During the installation phase, it is vital to ensure that local contractors understand the specific requirements of medical effluent, such as the need for segregated grease traps for kitchen waste and equalization tanks to buffer the high-pH surges from laundry facilities. Once commissioned, a transition to the operational team must include training on Sludge Volume Index (SVI) monitoring and ozone generator calibration.
Frequently Asked Questions
What are the penalties for non-compliance with hospital wastewater standards in Indonesia?
Fines range from IDR 100 million to 500 million under Permen LHK No. 5/2014. Beyond fines, hospitals face administrative sanctions, public "PROPER" ranking downgrades, and potential facility shutdowns for repeat violations.
How much does a hospital wastewater treatment system cost in Kalimantan?
Capital costs (CAPEX) range from IDR 500 million for a 10 m³/day CBA system to IDR 2.5 billion for a high-capacity 50 m³/day MBR system.
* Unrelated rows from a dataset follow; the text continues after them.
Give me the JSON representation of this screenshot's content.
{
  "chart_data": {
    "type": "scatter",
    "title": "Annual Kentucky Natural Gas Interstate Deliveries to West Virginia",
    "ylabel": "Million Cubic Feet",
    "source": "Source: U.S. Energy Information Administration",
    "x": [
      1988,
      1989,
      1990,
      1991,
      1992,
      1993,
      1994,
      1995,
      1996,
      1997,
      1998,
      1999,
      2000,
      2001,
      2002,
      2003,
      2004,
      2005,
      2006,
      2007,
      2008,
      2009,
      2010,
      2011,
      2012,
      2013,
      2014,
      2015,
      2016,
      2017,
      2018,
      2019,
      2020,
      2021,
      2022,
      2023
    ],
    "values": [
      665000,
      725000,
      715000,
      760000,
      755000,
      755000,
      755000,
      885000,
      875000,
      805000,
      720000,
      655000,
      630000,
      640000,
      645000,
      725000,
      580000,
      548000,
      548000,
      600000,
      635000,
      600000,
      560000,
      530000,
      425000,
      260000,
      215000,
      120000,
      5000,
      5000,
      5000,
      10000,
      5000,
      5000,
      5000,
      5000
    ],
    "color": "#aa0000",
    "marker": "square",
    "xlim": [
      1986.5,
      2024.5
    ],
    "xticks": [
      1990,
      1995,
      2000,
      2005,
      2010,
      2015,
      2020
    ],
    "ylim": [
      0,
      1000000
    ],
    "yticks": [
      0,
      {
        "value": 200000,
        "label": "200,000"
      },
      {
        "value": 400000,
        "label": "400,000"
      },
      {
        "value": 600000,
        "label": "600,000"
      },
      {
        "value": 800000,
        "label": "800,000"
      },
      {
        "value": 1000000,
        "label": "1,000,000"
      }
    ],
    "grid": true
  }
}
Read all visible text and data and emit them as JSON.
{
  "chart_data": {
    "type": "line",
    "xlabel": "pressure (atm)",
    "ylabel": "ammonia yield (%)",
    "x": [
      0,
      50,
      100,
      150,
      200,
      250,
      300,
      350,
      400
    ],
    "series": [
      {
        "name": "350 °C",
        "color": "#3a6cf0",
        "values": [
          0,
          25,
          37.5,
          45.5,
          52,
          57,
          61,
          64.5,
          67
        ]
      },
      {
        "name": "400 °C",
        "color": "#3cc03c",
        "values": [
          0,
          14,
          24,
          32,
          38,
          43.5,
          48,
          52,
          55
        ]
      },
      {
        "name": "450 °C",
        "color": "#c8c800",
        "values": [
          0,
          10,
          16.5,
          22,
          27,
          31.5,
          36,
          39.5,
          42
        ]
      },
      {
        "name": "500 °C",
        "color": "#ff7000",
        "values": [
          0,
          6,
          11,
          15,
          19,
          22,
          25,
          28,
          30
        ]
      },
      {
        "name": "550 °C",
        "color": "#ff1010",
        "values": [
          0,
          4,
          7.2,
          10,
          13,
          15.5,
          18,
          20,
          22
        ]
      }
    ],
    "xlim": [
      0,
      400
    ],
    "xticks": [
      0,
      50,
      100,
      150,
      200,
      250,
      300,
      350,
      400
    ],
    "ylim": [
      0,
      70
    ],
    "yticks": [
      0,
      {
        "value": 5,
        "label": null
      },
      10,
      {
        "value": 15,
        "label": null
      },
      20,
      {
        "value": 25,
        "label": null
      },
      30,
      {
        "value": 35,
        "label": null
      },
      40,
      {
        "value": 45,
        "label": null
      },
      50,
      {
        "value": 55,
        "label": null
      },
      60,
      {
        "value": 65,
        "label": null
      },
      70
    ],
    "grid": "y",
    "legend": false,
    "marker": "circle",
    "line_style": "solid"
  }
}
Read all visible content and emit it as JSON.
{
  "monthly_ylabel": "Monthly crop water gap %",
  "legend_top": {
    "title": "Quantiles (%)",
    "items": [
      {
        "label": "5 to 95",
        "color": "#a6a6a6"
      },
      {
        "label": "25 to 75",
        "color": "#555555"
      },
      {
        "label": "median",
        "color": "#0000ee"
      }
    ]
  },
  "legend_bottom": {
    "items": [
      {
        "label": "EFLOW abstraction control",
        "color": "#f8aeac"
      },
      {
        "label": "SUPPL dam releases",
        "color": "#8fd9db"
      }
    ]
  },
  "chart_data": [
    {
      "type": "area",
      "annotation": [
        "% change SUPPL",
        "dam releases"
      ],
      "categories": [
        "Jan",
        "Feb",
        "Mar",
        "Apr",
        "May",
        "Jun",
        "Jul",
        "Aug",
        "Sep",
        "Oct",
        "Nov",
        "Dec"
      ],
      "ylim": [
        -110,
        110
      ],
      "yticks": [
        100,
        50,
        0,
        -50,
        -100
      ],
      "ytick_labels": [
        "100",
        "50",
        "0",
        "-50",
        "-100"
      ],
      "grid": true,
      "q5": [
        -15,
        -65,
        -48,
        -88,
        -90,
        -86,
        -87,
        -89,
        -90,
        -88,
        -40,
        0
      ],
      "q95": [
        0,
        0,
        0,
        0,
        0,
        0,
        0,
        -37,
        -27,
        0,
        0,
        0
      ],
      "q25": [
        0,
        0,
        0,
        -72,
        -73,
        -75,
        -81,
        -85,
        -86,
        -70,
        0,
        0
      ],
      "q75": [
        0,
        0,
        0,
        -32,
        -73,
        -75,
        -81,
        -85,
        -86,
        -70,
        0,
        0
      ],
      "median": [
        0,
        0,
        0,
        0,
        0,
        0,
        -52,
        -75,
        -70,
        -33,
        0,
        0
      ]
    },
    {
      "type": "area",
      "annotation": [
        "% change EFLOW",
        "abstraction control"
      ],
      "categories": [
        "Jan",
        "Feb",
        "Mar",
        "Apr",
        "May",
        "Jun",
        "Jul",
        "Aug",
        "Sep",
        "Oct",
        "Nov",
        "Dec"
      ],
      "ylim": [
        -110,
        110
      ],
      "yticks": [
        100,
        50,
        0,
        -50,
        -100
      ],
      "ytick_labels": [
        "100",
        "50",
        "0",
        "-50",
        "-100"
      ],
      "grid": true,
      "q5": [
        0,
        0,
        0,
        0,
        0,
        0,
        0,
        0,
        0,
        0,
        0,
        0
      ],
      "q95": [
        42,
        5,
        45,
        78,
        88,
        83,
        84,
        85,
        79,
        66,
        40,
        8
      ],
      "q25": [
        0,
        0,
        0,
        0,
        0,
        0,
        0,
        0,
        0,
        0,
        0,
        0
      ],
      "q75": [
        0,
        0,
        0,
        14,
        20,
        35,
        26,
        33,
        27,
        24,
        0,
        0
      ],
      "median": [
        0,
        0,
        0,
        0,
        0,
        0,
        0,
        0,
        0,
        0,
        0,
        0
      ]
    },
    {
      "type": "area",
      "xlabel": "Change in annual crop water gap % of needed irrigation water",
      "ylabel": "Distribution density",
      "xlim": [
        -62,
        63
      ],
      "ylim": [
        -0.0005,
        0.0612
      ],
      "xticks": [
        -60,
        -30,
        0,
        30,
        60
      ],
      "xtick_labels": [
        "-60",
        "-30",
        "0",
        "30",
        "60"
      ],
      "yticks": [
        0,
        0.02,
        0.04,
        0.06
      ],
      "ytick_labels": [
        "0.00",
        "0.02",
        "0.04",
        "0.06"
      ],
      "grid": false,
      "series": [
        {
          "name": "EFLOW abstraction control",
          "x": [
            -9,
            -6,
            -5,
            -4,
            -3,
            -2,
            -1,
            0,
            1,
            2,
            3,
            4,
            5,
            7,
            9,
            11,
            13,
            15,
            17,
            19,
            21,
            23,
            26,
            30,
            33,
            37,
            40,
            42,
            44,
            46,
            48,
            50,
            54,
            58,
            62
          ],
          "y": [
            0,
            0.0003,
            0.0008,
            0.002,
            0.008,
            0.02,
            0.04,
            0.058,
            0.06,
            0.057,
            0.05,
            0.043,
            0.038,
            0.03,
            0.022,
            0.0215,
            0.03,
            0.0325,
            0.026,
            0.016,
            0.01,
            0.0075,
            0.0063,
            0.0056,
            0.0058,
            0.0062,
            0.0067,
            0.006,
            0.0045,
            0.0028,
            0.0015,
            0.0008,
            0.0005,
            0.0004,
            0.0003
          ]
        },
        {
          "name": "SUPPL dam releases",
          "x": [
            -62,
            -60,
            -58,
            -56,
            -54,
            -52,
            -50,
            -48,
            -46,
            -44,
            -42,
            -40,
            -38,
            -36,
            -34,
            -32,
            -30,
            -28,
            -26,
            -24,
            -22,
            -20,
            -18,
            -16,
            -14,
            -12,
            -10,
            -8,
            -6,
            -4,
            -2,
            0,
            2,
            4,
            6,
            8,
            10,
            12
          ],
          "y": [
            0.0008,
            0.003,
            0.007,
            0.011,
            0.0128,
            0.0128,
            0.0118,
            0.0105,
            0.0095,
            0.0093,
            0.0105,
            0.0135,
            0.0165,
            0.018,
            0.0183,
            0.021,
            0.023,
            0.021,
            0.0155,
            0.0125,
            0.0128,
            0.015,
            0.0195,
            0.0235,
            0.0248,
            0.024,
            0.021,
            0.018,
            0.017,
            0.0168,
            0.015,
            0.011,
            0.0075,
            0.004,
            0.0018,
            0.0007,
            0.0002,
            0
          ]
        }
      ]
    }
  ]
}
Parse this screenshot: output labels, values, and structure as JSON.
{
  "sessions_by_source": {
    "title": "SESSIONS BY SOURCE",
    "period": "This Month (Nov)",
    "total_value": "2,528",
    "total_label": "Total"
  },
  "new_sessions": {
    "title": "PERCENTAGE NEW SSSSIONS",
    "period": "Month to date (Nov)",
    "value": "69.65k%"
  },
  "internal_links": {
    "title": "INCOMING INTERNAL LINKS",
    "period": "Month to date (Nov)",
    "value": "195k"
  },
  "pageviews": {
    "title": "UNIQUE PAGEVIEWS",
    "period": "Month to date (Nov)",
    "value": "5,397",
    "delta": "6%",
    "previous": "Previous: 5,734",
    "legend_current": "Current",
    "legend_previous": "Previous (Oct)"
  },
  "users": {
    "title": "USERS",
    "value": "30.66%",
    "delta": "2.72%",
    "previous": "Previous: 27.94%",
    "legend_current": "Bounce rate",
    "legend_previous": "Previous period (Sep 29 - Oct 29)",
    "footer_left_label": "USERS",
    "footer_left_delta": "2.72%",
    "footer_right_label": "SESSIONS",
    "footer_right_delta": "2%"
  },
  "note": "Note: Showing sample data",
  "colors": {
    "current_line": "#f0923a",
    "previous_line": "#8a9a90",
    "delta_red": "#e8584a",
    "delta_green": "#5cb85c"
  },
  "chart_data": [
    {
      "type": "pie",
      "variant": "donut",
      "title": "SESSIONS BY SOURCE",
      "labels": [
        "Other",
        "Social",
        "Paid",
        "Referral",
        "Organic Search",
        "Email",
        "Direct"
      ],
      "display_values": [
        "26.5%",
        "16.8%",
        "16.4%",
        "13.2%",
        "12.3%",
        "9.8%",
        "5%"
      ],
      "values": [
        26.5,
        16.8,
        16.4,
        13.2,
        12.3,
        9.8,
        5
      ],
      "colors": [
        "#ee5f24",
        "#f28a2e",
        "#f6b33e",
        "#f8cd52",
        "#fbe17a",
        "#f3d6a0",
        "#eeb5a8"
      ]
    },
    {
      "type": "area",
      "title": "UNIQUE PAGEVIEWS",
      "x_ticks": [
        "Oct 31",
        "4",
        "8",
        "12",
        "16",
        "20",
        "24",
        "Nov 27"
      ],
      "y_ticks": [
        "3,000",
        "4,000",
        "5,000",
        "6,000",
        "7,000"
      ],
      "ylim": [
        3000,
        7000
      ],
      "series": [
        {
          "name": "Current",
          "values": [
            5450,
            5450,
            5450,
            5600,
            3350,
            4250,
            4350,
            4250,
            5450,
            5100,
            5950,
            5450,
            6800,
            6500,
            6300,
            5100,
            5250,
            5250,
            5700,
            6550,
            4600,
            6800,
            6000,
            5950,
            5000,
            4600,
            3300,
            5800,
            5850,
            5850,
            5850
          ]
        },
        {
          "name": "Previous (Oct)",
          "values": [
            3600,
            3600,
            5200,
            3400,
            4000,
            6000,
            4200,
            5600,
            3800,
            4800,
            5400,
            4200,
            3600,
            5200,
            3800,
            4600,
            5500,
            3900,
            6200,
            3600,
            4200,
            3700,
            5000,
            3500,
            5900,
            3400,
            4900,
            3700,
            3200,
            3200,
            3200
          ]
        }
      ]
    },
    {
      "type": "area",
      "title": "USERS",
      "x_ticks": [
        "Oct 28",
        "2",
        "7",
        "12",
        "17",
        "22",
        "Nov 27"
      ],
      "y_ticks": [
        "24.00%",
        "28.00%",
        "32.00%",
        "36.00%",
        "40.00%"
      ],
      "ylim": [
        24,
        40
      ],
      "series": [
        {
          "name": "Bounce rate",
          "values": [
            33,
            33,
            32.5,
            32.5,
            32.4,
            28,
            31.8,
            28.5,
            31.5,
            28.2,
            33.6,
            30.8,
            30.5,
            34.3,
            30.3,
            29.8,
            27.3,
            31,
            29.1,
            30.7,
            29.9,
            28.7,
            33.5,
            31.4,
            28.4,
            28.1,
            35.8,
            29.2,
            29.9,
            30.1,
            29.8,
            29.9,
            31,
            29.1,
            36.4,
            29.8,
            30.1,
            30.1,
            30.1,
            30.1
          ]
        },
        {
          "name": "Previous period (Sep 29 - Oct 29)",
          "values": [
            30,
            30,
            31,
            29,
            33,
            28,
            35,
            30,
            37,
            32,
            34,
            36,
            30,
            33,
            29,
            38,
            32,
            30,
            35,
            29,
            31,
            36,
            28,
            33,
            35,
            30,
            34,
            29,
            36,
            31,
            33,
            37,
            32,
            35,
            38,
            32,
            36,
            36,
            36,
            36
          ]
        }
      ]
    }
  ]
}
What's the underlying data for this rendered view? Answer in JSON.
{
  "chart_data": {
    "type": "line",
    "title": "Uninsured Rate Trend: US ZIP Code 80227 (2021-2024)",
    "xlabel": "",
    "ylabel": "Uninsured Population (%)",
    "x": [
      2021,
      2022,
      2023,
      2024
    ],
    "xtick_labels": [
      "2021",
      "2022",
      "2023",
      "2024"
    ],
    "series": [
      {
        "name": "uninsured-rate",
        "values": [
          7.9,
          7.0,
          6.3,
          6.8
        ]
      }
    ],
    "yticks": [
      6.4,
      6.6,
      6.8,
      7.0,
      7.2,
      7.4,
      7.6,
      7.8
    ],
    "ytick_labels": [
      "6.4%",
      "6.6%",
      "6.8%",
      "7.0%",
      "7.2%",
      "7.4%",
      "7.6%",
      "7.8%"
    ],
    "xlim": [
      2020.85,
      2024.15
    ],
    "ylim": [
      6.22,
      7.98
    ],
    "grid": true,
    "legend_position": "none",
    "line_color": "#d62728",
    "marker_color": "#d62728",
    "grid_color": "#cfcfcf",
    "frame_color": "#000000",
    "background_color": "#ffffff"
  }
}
These prices include local shipping and installation adjustments for the Kalimantan region.
What disinfection methods are approved for hospital wastewater in Indonesia?
Chlorine dioxide (ClO₂), UV, and Ozone are all approved under Permenkes No. 7/2019. Chlorine dioxide is often preferred for hospitals with long discharge pipes because it provides a stable residual disinfection that prevents bacterial regrowth.
Can small clinics in Kalimantan use package treatment systems?
Yes, compact package systems like the ZS-L Series are designed for clinics with flows of 1–5 m³/day. These systems have a footprint as small as 0.5 m² and are pre-certified to meet SNI effluent standards.
What are the maintenance requirements for a CBA system?
Maintenance involves quarterly replacement of the AOP catalyst, monthly servicing of the ozone generator electrodes, and daily monitoring of the return activated sludge (RAS) rates. Annual membrane cleaning is required if the system includes a filtration stage.